Eram quatro horas da madrugada Márcia
Maria, caminhava por entre os canteiros quando, num repente, deixou o jardim
entrando pela da copa, onde a maioria dos parentes tomavam chá com torradas,
quando Angélica viu a prima entrar na copa disse em voz baixo para a pessoa que
estava sentada ao seu lado.
_ Márcia Maria, não reconheceu a morte
da mãe ainda. Gostaria de ajudá-la, disse Glenda, amiga de Márcia Maria,
ouvindo o comentário, no entanto, não sei como.

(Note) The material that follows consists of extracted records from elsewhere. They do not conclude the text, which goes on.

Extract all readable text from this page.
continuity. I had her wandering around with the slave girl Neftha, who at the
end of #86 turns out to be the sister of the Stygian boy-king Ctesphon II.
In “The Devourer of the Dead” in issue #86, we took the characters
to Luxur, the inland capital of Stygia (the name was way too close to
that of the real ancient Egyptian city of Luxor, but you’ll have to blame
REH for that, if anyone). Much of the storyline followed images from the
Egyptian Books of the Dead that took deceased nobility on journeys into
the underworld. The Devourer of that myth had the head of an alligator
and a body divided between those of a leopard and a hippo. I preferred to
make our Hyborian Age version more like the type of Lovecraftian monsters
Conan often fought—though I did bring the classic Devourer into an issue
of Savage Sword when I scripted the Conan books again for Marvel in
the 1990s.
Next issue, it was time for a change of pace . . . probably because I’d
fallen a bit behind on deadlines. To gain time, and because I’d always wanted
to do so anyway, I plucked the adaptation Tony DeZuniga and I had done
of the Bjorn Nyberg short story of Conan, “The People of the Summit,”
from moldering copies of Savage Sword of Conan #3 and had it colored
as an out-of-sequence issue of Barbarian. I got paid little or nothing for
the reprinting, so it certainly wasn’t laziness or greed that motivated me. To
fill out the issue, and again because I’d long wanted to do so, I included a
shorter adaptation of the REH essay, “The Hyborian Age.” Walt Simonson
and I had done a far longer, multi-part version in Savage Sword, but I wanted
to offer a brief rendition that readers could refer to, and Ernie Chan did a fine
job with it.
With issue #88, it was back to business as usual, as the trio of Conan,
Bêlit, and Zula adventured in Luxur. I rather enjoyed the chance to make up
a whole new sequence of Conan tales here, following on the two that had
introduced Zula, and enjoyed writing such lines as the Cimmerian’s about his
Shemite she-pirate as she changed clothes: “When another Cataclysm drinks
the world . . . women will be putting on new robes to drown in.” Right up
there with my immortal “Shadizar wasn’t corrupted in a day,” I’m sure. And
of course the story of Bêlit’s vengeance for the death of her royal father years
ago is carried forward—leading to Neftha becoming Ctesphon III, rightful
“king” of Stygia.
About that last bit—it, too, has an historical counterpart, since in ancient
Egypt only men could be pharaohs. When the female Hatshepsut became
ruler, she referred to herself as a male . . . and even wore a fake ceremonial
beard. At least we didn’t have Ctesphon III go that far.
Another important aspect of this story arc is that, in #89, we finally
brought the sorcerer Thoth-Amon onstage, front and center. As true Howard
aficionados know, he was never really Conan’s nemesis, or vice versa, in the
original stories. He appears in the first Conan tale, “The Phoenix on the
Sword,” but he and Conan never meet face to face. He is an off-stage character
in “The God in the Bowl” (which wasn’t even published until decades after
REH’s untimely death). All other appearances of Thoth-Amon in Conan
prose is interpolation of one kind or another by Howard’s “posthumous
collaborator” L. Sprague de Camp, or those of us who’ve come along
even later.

Márcia Maria não se dirigiu a nenhuma
das pessoas que ali se encontravam.Com passos largos apressados cortou a sala
de jantar chegando a sala mortuária. Quando entrou, houve um silencio súbito e
respeitoso.
Ana, a única tia viva, estava junto ao
caixão. A mão sardenta, um pouco tremula, arranjava com delicadeza a gola do
vestido da sobrinha.
Ninguém te amou mais do que eu!
Gritou Márcia Maria, debruçando em
cima do caixão e beijando desesperadamente as faces mortas da mãe.